Strategie di conservazione: priorità e soluzioni
Sarebbe giusto quindi studiare le specie non autoctone e il loro modo di uniformarsi alle regole di un mare per loro nuovo, da colonizzare nel tempo. Ma sarebbe più giusto studiare il da farsi per rafforzare gli ecosistemi locali e le specie endemiche, prima ancora di occuparci di eventuali “migranti”. Se gli ecosistemi mediterranei fossero in piena forma ogni nuovo arrivato farebbe fatica a inserirsi e ricavarsi la sua umwelt (il suo mondo ambiente personale).

La regolamentazione della pesca: una priorità urgente
Dedichiamoci quindi alla regolamentazione della pesca e alla tutela dei nostri pesci, permettendo loro di vivere e riprodursi, anziché stressare quotidianamente ogni pesce, mollusco o crostaceo, riducendone le popolazioni. Oggi è di moda anche la raccolta di reti abbandonate e la pulizia dei fondali; sicuramente un bell’esempio e un gran bel fare, ma esistono delle priorità: se le reti venissero bandite a favore di sistemi di pesca con un minor impatto sull’ambiente?

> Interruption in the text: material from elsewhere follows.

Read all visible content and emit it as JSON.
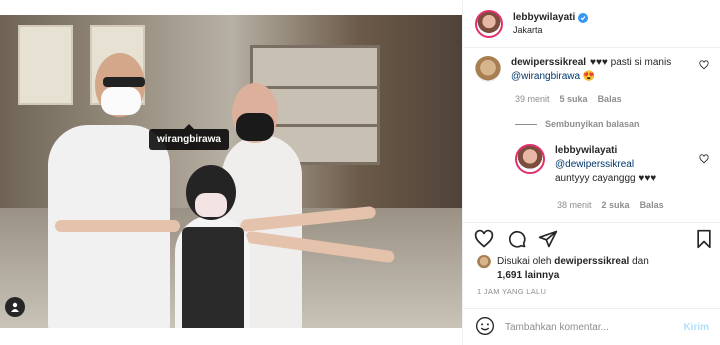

Il passato e il presente: Un Equilibrio Perduto
Un tempo l’equilibrio tra strumenti di pesca, vitalità degli ecosistemi e numero di persone al mondo consentiva in qualche modo di sfruttare il mare senza danneggiarlo in modo esagerato. Ma l’evoluzione dei sistemi di pesca, l’aumento della popolazione mondiale e la trasformazione della pesca in industria ha innescato un meccanismo di distruzione tale da svuotare in breve tempo gli oceani in modo quasi irrimediabile.

Riponiamo speranze e fiducia nelle nuove generazioni
Forse sogno che le nuove generazioni possano rimediare ai danni fatti da quell’indifferenza umana nata e cresciuta nel ventesimo secolo, forse mi illudo che si possa salvare il salvabile. Voglio essere ottimista e pensare che una nuova fauna marina, adatta al nuovo tipo di ambiente, possa continuare a popolare i nostri mari, rendendoli ancora vivi e belli.

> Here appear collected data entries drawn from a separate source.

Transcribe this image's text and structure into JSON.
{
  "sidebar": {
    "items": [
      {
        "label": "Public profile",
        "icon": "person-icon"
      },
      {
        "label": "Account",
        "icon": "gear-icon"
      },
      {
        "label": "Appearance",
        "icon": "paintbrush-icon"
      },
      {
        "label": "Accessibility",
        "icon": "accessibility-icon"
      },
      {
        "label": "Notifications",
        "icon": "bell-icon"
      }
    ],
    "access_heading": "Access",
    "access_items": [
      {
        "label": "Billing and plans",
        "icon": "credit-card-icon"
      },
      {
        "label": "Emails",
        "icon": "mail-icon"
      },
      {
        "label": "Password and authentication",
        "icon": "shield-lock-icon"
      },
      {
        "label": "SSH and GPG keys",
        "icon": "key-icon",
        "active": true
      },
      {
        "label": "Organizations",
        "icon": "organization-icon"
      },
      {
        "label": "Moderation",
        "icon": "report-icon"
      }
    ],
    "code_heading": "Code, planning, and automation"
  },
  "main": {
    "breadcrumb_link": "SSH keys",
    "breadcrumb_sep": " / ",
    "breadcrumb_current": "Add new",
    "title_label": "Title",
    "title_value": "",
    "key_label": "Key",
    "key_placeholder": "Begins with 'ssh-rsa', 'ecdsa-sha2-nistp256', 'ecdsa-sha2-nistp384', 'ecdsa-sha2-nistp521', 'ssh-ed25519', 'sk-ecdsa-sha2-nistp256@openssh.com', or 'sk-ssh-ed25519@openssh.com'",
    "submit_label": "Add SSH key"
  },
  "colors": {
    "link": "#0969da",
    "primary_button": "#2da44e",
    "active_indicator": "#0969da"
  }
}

Forse penso che nuove generazioni di subacquei possano osservare il mare con occhi diversi, meno concentrati su sé stessi e sul loro modo di vivere il mare e più impegnati nello studio e la tutela degli ecosistemi costieri.
Se queste poche righe riuscissero ad invitare qualcuno alla riflessione sarebbe già un buon risultato.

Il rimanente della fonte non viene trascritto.